News

Town gun ban gets the axe

A proposal from the Mamaroneck town board that sought to ban guns on town property has been shelved after vehement public backlash as well as trepidation over the law’s constitutionality.

“We were definitely wrestling with what kinds of protections can we really provide,” said Town Supervisor Nancy Seligson, a Democrat. “We decided that we would table it for now.”

A ban on guns across town property has been tabled after trepidation over the law’s enforcement and its legality. Photo courtesy Flickr.com
A ban on guns across town property has been tabled after trepidation over the law’s enforcement and its legality. Photo courtesy Flickr.com

Among the major discussions leading the board to sideline the initiative, Seligson said, was difficulty in deciding just how to enforce the law; specifically, whether the town had the resources to conduct adequate searches on members of the public entering a building.

“We started to think about what it would take to have some kind of search when people come into a building,” she said. “We decided we didn’t have the wherewithal to do that at this time.”

After some contentious discussion at a public hearing last month, the town board also realized that it could be facing several potential lawsuits if the proposal had moved forward.

That public hearing saw dozens of owners and activists voice their concerns. Among them was Scott Sommavilla, president of the Westchester Firearms Association, who told the Review that his gun rights collective was “lawyered up.”

Increasingly throughout the past several months, municipalities across Westchester County have begun to tackle the regulation of guns, following the controversial opening of a gun store in Harrison that operates less than a mile away from an elementary school. The store sparked widespread criticism throughout Harrison as well as an online petition to find a way to close down the store that was signed by 3,500 people.

While the county Board of Legislators introduced legislation to ban gun shows in county-owned facilities—a law that was later vetoed by County Executive Rob Astorino, a Republican, and has since been retooled and sent back to committees—the village of Rye Brook has taken preliminary steps to ban gun stores within a certain proximity of schools.
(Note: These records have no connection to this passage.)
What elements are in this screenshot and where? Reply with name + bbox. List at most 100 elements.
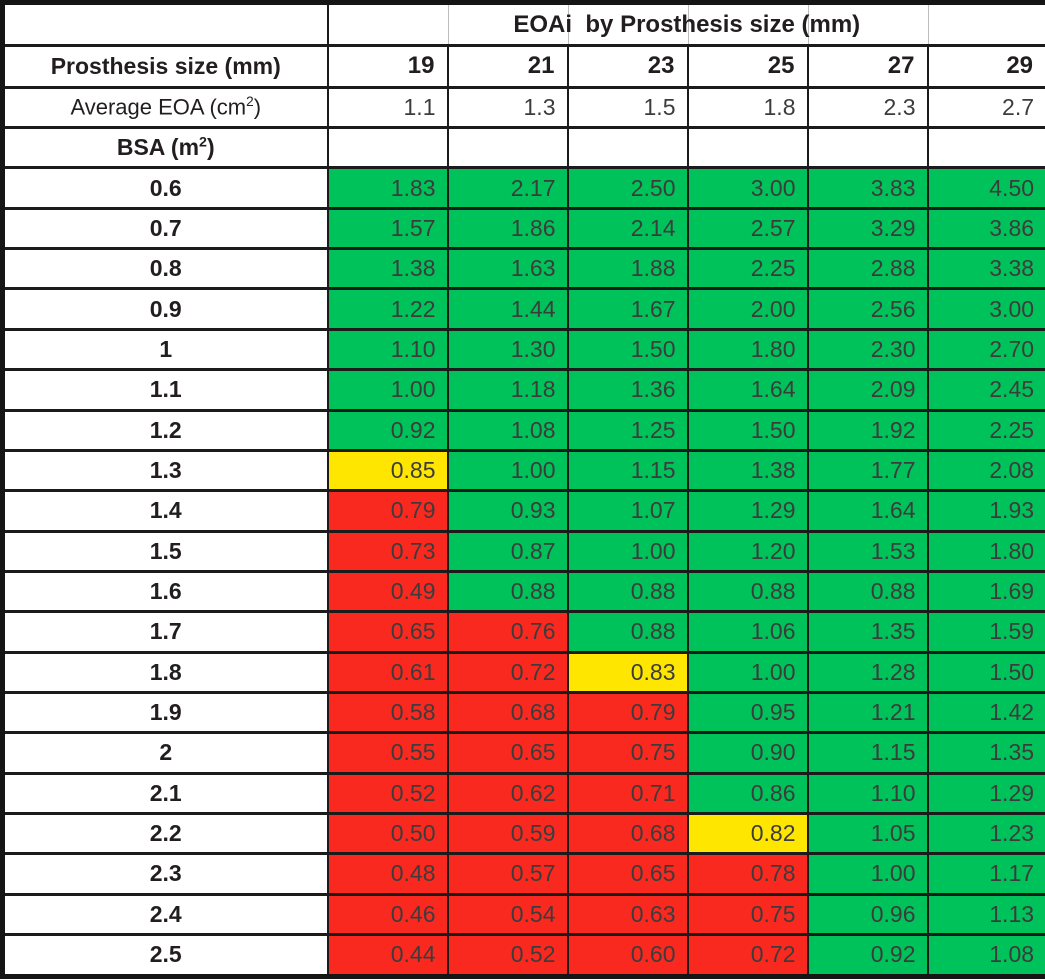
- eoai-cell: 0.52: [446, 932, 569, 979]
- eoai-cell: 0.50: [326, 811, 449, 856]
- empty-cell: [926, 126, 1045, 170]
- table-title: EOAi by Prosthesis size (mm): [326, 0, 1045, 48]
- eoai-cell: 1.10: [806, 771, 929, 815]
- average-eoa-label: Average EOA (cm2): [1, 85, 329, 130]
- eoai-cell: 0.76: [446, 610, 569, 654]
- eoai-cell: 0.88: [446, 569, 569, 614]
- eoai-cell: 0.88: [686, 569, 809, 614]
- bsa-value: 1.3: [1, 448, 329, 493]
- eoai-cell: 0.55: [326, 731, 449, 775]
- eoai-cell: 0.62: [446, 771, 569, 815]
- eoai-cell: 0.82: [686, 811, 809, 856]
- eoai-cell: 0.68: [446, 690, 569, 735]
- eoai-cell: 1.08: [926, 932, 1045, 979]
- eoai-cell: 0.73: [326, 529, 449, 573]
- bsa-row: 1.6 0.49 0.88 0.88 0.88 0.88 1.69: [1, 569, 1045, 614]
- bsa-value: 1.7: [1, 610, 329, 654]
- eoai-cell: 0.78: [686, 852, 809, 896]
- bsa-value: 2.5: [1, 932, 329, 979]
- bsa-value: 2: [1, 731, 329, 775]
- eoai-cell: 1.25: [566, 408, 689, 452]
- eoai-cell: 0.72: [686, 932, 809, 979]
- eoai-cell: 2.88: [806, 247, 929, 291]
- bsa-row: 1.4 0.79 0.93 1.07 1.29 1.64 1.93: [1, 489, 1045, 533]
- eoai-cell: 0.75: [686, 892, 809, 936]
- eoai-cell: 1.22: [326, 287, 449, 331]
- eoai-cell: 1.69: [926, 569, 1045, 614]
- bsa-row: 1.8 0.61 0.72 0.83 1.00 1.28 1.50: [1, 650, 1045, 694]
- eoai-cell: 0.92: [326, 408, 449, 452]
- size-header-23: 23: [566, 44, 689, 89]
- eoai-cell: 1.77: [806, 448, 929, 493]
- eoai-cell: 2.25: [686, 247, 809, 291]
- eoai-cell: 0.68: [566, 811, 689, 856]
- eoai-cell: 1.17: [926, 852, 1045, 896]
- eoai-cell: 1.93: [926, 489, 1045, 533]
- bsa-value: 1.6: [1, 569, 329, 614]
- prosthesis-size-row: Prosthesis size (mm) 19 21 23 25 27 29: [1, 44, 1045, 89]
- eoai-cell: 1.67: [566, 287, 689, 331]
- eoai-cell: 0.72: [446, 650, 569, 694]
- eoai-cell: 2.25: [926, 408, 1045, 452]
- bsa-row: 2.4 0.46 0.54 0.63 0.75 0.96 1.13: [1, 892, 1045, 936]
- eoai-cell: 1.63: [446, 247, 569, 291]
- average-eoa-value: 1.1: [326, 85, 449, 130]
- table-title-text: EOAi by Prosthesis size (mm): [513, 10, 861, 38]
- bsa-row: 1.1 1.00 1.18 1.36 1.64 2.09 2.45: [1, 368, 1045, 412]
- average-eoa-row: Average EOA (cm2) 1.1 1.3 1.5 1.8 2.3 2.…: [1, 85, 1045, 130]
- eoai-cell: 0.86: [686, 771, 809, 815]
- empty-cell: [326, 126, 449, 170]
- eoai-cell: 1.29: [926, 771, 1045, 815]
- eoai-cell: 0.88: [566, 610, 689, 654]
- empty-cell: [446, 126, 569, 170]
- eoai-cell: 0.46: [326, 892, 449, 936]
- eoai-cell: 0.83: [566, 650, 689, 694]
- title-row: EOAi by Prosthesis size (mm): [1, 0, 1045, 48]
- bsa-row: 0.8 1.38 1.63 1.88 2.25 2.88 3.38: [1, 247, 1045, 291]
- eoai-cell: 2.17: [446, 166, 569, 210]
- eoai-cell: 1.23: [926, 811, 1045, 856]
- eoai-cell: 0.71: [566, 771, 689, 815]
- eoai-cell: 1.35: [926, 731, 1045, 775]
- eoai-cell: 2.45: [926, 368, 1045, 412]
- eoai-cell: 0.52: [326, 771, 449, 815]
- eoai-cell: 0.63: [566, 892, 689, 936]
- eoai-cell: 1.10: [326, 327, 449, 372]
- eoai-cell: 0.48: [326, 852, 449, 896]
- eoai-cell: 1.29: [686, 489, 809, 533]
- average-eoa-value: 1.8: [686, 85, 809, 130]
- eoai-cell: 0.59: [446, 811, 569, 856]
- eoai-cell: 1.28: [806, 650, 929, 694]
- eoai-cell: 0.79: [326, 489, 449, 533]
- eoai-cell: 1.88: [566, 247, 689, 291]
- eoai-cell: 1.07: [566, 489, 689, 533]
- eoai-cell: 1.00: [326, 368, 449, 412]
- eoai-cell: 0.88: [806, 569, 929, 614]
- bsa-value: 1.9: [1, 690, 329, 735]
- empty-cell: [566, 126, 689, 170]
- bsa-value: 2.2: [1, 811, 329, 856]
- average-eoa-value: 2.3: [806, 85, 929, 130]
- bsa-value: 0.6: [1, 166, 329, 210]
- average-eoa-value: 1.3: [446, 85, 569, 130]
- eoai-cell: 0.54: [446, 892, 569, 936]
- eoai-cell: 0.61: [326, 650, 449, 694]
- eoai-cell: 1.86: [446, 206, 569, 251]
- bsa-value: 0.9: [1, 287, 329, 331]
- bsa-value: 0.7: [1, 206, 329, 251]
- eoai-cell: 1.50: [926, 650, 1045, 694]
- eoai-cell: 1.20: [686, 529, 809, 573]
- eoai-cell: 0.95: [686, 690, 809, 735]
- eoai-cell: 1.06: [686, 610, 809, 654]
- eoai-cell: 1.92: [806, 408, 929, 452]
- eoai-cell: 0.93: [446, 489, 569, 533]
- eoai-cell: 1.42: [926, 690, 1045, 735]
- eoai-cell: 1.00: [566, 529, 689, 573]
- size-header-21: 21: [446, 44, 569, 89]
- eoai-cell: 0.65: [446, 731, 569, 775]
- eoai-cell: 2.50: [566, 166, 689, 210]
- eoai-cell: 0.85: [326, 448, 449, 493]
- eoai-cell: 1.64: [686, 368, 809, 412]
- eoai-cell: 1.00: [686, 650, 809, 694]
- bsa-value: 2.1: [1, 771, 329, 815]
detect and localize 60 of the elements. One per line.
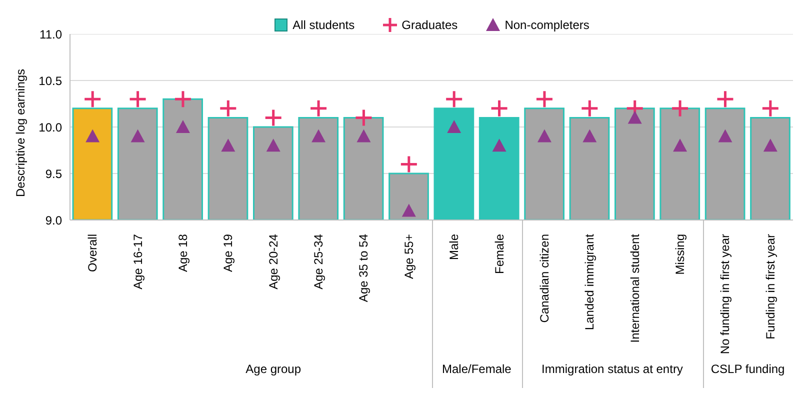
point: [492, 138, 506, 152]
y-tick-label: 10.5: [38, 74, 62, 88]
text: CSLP funding: [710, 362, 786, 376]
legend-label: All students: [292, 18, 355, 32]
point: [176, 120, 190, 133]
x-tick-label: Age 18: [176, 234, 190, 272]
point: [354, 108, 373, 127]
point: [174, 90, 192, 108]
point: [128, 90, 148, 108]
point: [264, 108, 283, 127]
point: [718, 129, 732, 142]
point: [628, 110, 642, 124]
x-tick-label: No funding in first year: [718, 234, 732, 354]
point: [86, 129, 100, 142]
point: [312, 129, 326, 142]
point: [356, 129, 371, 142]
x-tick-label: Age 20-24: [266, 234, 280, 290]
point: [221, 138, 236, 152]
x-tick-label: Age 55+: [402, 234, 416, 280]
x-tick-label: Male: [447, 234, 462, 260]
point: [309, 99, 328, 118]
point: [716, 90, 734, 108]
x-tick-label: Age 19: [221, 234, 236, 272]
point: [218, 99, 238, 118]
point: [761, 99, 780, 118]
y-axis-title: Descriptive log earnings: [13, 68, 28, 197]
point: [266, 138, 280, 152]
y-tick-label: 11.0: [40, 27, 62, 42]
point: [490, 99, 509, 118]
x-tick-label: Age 16-17: [130, 234, 145, 290]
point: [83, 90, 102, 108]
x-tick-label: Female: [492, 234, 506, 274]
legend-label: Graduates: [400, 18, 458, 32]
point: [535, 90, 554, 108]
y-tick-label: 9.0: [45, 213, 62, 228]
y-tick-label: 9.5: [45, 166, 62, 181]
point: [130, 129, 145, 142]
point: [447, 120, 462, 133]
x-tick-label: Missing: [673, 234, 688, 275]
text: Immigration status at entry: [540, 362, 684, 376]
text: Male/Female: [441, 362, 512, 376]
x-tick-label: Canadian citizen: [537, 234, 552, 323]
x-tick-label: International student: [628, 233, 642, 343]
point: [537, 129, 552, 142]
text: Age group: [244, 362, 302, 376]
point: [400, 154, 418, 174]
point: [444, 90, 464, 108]
legend-label: Non-completers: [504, 18, 590, 32]
x-tick-label: Overall: [86, 234, 100, 272]
x-tick-label: Landed immigrant: [582, 233, 597, 330]
x-tick-label: Age 25-34: [312, 234, 326, 290]
x-tick-label: Age 35 to 54: [356, 234, 371, 302]
point: [582, 129, 597, 142]
point: [402, 204, 416, 217]
y-tick-label: 10.0: [38, 120, 62, 134]
x-tick-label: Funding in first year: [763, 234, 778, 340]
point: [763, 138, 778, 152]
point: [673, 138, 688, 152]
point: [580, 99, 599, 118]
point: [670, 99, 690, 118]
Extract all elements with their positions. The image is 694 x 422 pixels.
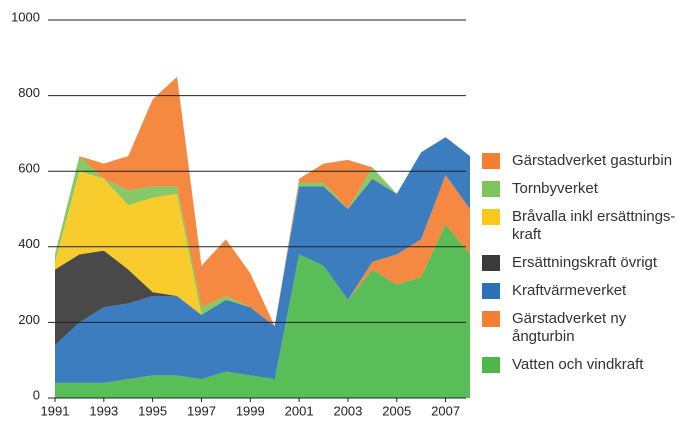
legend-swatch	[482, 283, 500, 299]
area	[55, 137, 470, 327]
area	[55, 137, 470, 327]
x-tick-label: 2003	[333, 403, 362, 418]
x-tick-label: 1991	[41, 403, 70, 418]
legend-item: Tornbyverket	[482, 180, 687, 198]
legend: Gärstadverket gasturbin Tornbyverket Bråva…	[482, 152, 687, 384]
legend-label: Tornbyverket	[512, 180, 598, 197]
legend-label: Bråvalla inkl ersättnings-kraft	[512, 208, 676, 243]
legend-item: Kraftvärmeverket	[482, 282, 687, 300]
x-tick-label: 1997	[187, 403, 216, 418]
legend-swatch	[482, 153, 500, 169]
x-tick-label: 1999	[236, 403, 265, 418]
area	[55, 76, 470, 327]
x-tick-label: 2001	[285, 403, 314, 418]
x-tick-label: 2007	[431, 403, 460, 418]
area	[55, 137, 470, 383]
legend-label: Gärstadverket gasturbin	[512, 152, 673, 169]
legend-swatch	[482, 311, 500, 327]
legend-item: Ersättningskraft övrigt	[482, 254, 687, 272]
y-tick-label: 200	[18, 312, 40, 327]
legend-swatch	[482, 181, 500, 197]
y-tick-label: 800	[18, 85, 40, 100]
legend-swatch	[482, 357, 500, 373]
legend-item: Vatten och vindkraft	[482, 356, 687, 374]
legend-label: Vatten och vindkraft	[512, 356, 644, 373]
y-tick-label: 0	[33, 387, 40, 402]
y-tick-label: 600	[18, 161, 40, 176]
legend-label: Gärstadverket ny ångturbin	[512, 310, 627, 345]
legend-item: Gärstadverket gasturbin	[482, 152, 687, 170]
legend-item: Bråvalla inkl ersättnings-kraft	[482, 208, 687, 244]
x-tick-label: 1993	[89, 403, 118, 418]
legend-swatch	[482, 209, 500, 225]
legend-item: Gärstadverket ny ångturbin	[482, 310, 687, 346]
legend-label: Ersättningskraft övrigt	[512, 254, 658, 271]
area	[55, 224, 470, 398]
y-tick-label: 1000	[11, 9, 40, 24]
legend-label: Kraftvärmeverket	[512, 282, 627, 299]
x-tick-label: 2005	[382, 403, 411, 418]
x-tick-label: 1995	[138, 403, 167, 418]
y-tick-label: 400	[18, 236, 40, 251]
legend-swatch	[482, 255, 500, 271]
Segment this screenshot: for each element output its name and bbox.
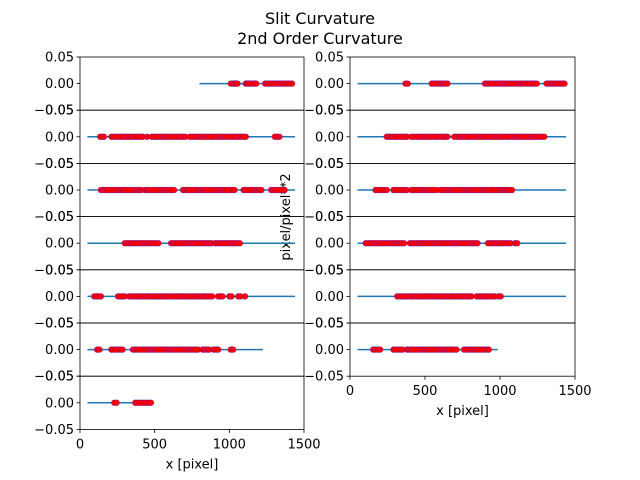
left-panel-6-data-point	[119, 346, 126, 353]
left-panel-2-ytick-label-1: 0.05	[45, 104, 74, 119]
left-panel-5-ytick-label-3: −0.05	[34, 317, 74, 332]
left-panel-7-ytick-label-1: 0.05	[45, 370, 74, 385]
right-panel-4-ytick-label-3: −0.05	[304, 263, 344, 278]
right-panel-5-ytick-label-3: −0.05	[304, 317, 344, 332]
left-panel-3-data-point	[170, 186, 178, 194]
right-panel-3-ytick-label-3: −0.05	[304, 210, 344, 225]
left-panel-2-ytick-label-2: 0.00	[45, 130, 74, 145]
right-panel-6-frame	[349, 322, 576, 377]
left-xtick-label-1: 0	[76, 437, 84, 452]
right-panel-5-data-point	[497, 293, 505, 300]
left-panel-1-data-point	[288, 80, 296, 87]
right-panel-1-data-point	[561, 80, 568, 87]
left-panel-2-data-point	[100, 133, 108, 141]
left-panel-6-ytick-label-3: −0.05	[34, 370, 74, 385]
left-panel-6-data-point	[214, 346, 222, 353]
right-panel-6-ytick-label-2: 0.00	[315, 343, 344, 358]
right-panel-1-ytick-label-3: −0.05	[304, 104, 344, 119]
right-panel-3-ytick-label-1: 0.05	[315, 157, 344, 172]
left-panel-5-data-point	[97, 293, 105, 300]
right-panel-3-data-point	[383, 186, 391, 194]
right-panel-5-ytick-label-2: 0.00	[315, 290, 344, 305]
left-panel-7-ytick-label-3: −0.05	[34, 423, 74, 438]
left-panel-7-data-point	[147, 399, 155, 407]
left-panel-5-data-point	[228, 293, 235, 300]
right-x-axis-label: x [pixel]	[436, 404, 489, 419]
left-panel-3-ytick-label-2: 0.00	[45, 184, 74, 199]
right-panel-3-ytick-label-2: 0.00	[315, 184, 344, 199]
right-panel-4-data-point	[513, 239, 521, 247]
right-panel-5-ytick-label-1: 0.05	[315, 263, 344, 278]
subplot-grid: 0.050.00−0.050.050.00−0.050.050.00−0.050…	[34, 51, 591, 473]
right-panel-2-ytick-label-1: 0.05	[315, 104, 344, 119]
left-panel-6-data-point	[96, 346, 103, 353]
left-panel-5-ytick-label-1: 0.05	[45, 263, 74, 278]
right-xtick-label-2: 500	[413, 384, 438, 399]
right-xtick-label-3: 1000	[483, 384, 516, 399]
left-panel-5-ytick-label-2: 0.00	[45, 290, 74, 305]
left-xtick-label-3: 1000	[213, 437, 246, 452]
left-panel-4-ytick-label-1: 0.05	[45, 210, 74, 225]
left-panel-2-data-point	[276, 133, 283, 141]
left-panel-3-data-point	[231, 186, 238, 194]
left-panel-1-data-point	[234, 80, 241, 87]
left-panel-4-data-point	[155, 239, 162, 247]
left-panel-5-data-point	[208, 293, 216, 300]
right-panel-4-data-point	[400, 239, 408, 247]
left-panel-6-ytick-label-2: 0.00	[45, 343, 74, 358]
right-panel-2-ytick-label-3: −0.05	[304, 157, 344, 172]
left-panel-1-ytick-label-3: −0.05	[34, 104, 74, 119]
chart-title-line2: 2nd Order Curvature	[237, 29, 403, 48]
left-panel-4-ytick-label-3: −0.05	[34, 263, 74, 278]
right-panel-1-ytick-label-2: 0.00	[315, 77, 344, 92]
chart-title-line1: Slit Curvature	[265, 9, 375, 28]
right-panel-2-data-point	[540, 133, 548, 141]
right-panel-1-data-point	[533, 80, 541, 87]
left-panel-7-data-point	[113, 399, 120, 407]
right-panel-2-data-point	[444, 133, 451, 141]
left-panel-5-data-point	[219, 293, 226, 300]
left-panel-4-data-point	[236, 239, 244, 247]
left-panel-6-ytick-label-1: 0.05	[45, 317, 74, 332]
left-panel-1-ytick-label-1: 0.05	[45, 51, 74, 66]
right-xtick-label-1: 0	[346, 384, 354, 399]
left-panel-3-ytick-label-1: 0.05	[45, 157, 74, 172]
right-panel-2-ytick-label-2: 0.00	[315, 130, 344, 145]
right-panel-6-data-point	[485, 346, 493, 353]
left-panel-1-ytick-label-2: 0.00	[45, 77, 74, 92]
left-panel-1-data-point	[252, 80, 260, 87]
right-panel-1-ytick-label-1: 0.05	[315, 51, 344, 66]
left-panel-3-ytick-label-3: −0.05	[34, 210, 74, 225]
left-xtick-label-4: 1500	[287, 437, 320, 452]
right-panel-6-ytick-label-1: 0.05	[315, 317, 344, 332]
right-panel-3-data-point	[508, 186, 516, 194]
left-panel-2-data-point	[242, 133, 250, 141]
left-panel-5-data-point	[241, 293, 249, 300]
left-panel-7-ytick-label-2: 0.00	[45, 396, 74, 411]
right-panel-4-ytick-label-1: 0.05	[315, 210, 344, 225]
right-panel-1-data-point	[444, 80, 451, 87]
left-panel-3-data-point	[281, 186, 288, 194]
left-panel-3-data-point	[258, 186, 265, 194]
left-panel-6-data-point	[229, 346, 237, 353]
right-xtick-label-4: 1500	[558, 384, 591, 399]
left-x-axis-label: x [pixel]	[166, 457, 219, 472]
left-panel-7-frame	[79, 375, 305, 430]
right-panel-6-data-point	[453, 346, 460, 353]
left-panel-2-ytick-label-3: −0.05	[34, 157, 74, 172]
left-panel-4-ytick-label-2: 0.00	[45, 237, 74, 252]
right-panel-4-ytick-label-2: 0.00	[315, 237, 344, 252]
right-panel-4-data-point	[474, 239, 481, 247]
right-panel-6-ytick-label-3: −0.05	[304, 370, 344, 385]
left-xtick-label-2: 500	[142, 437, 167, 452]
right-panel-1-data-point	[404, 80, 412, 87]
right-panel-6-data-point	[376, 346, 384, 353]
Currently on the county level, lawmakers will mull over the codification of a slew of provisions regulating gun shows countywide.

That discussion stemmed from the administration of County Executive Rob Astorino, a Republican, moving forward, last month, with a gun show at the Westchester County Convention Center; the first gun show held by the county since 2010; a previously scheduled show was canceled in the wake of the 2012 shootings at Sandy Hook Elementary School in Newtown, Connecticut.

Critics of the proposed law—modeled after New York Attorney General Eric Schneiderman’s model gun show legislation—say it is redundant to many of the regulations mandated by New York state’s Secure Ammunition and Firearms Enforcement, SAFE, Act.

As for whether the town board plans on revisiting its proposition banning guns, Seligson told the Review the issue may turn out to be long-term.

“It’s not likely in the near future,” she said.

Sommavilla could not be reached for comment as of press time.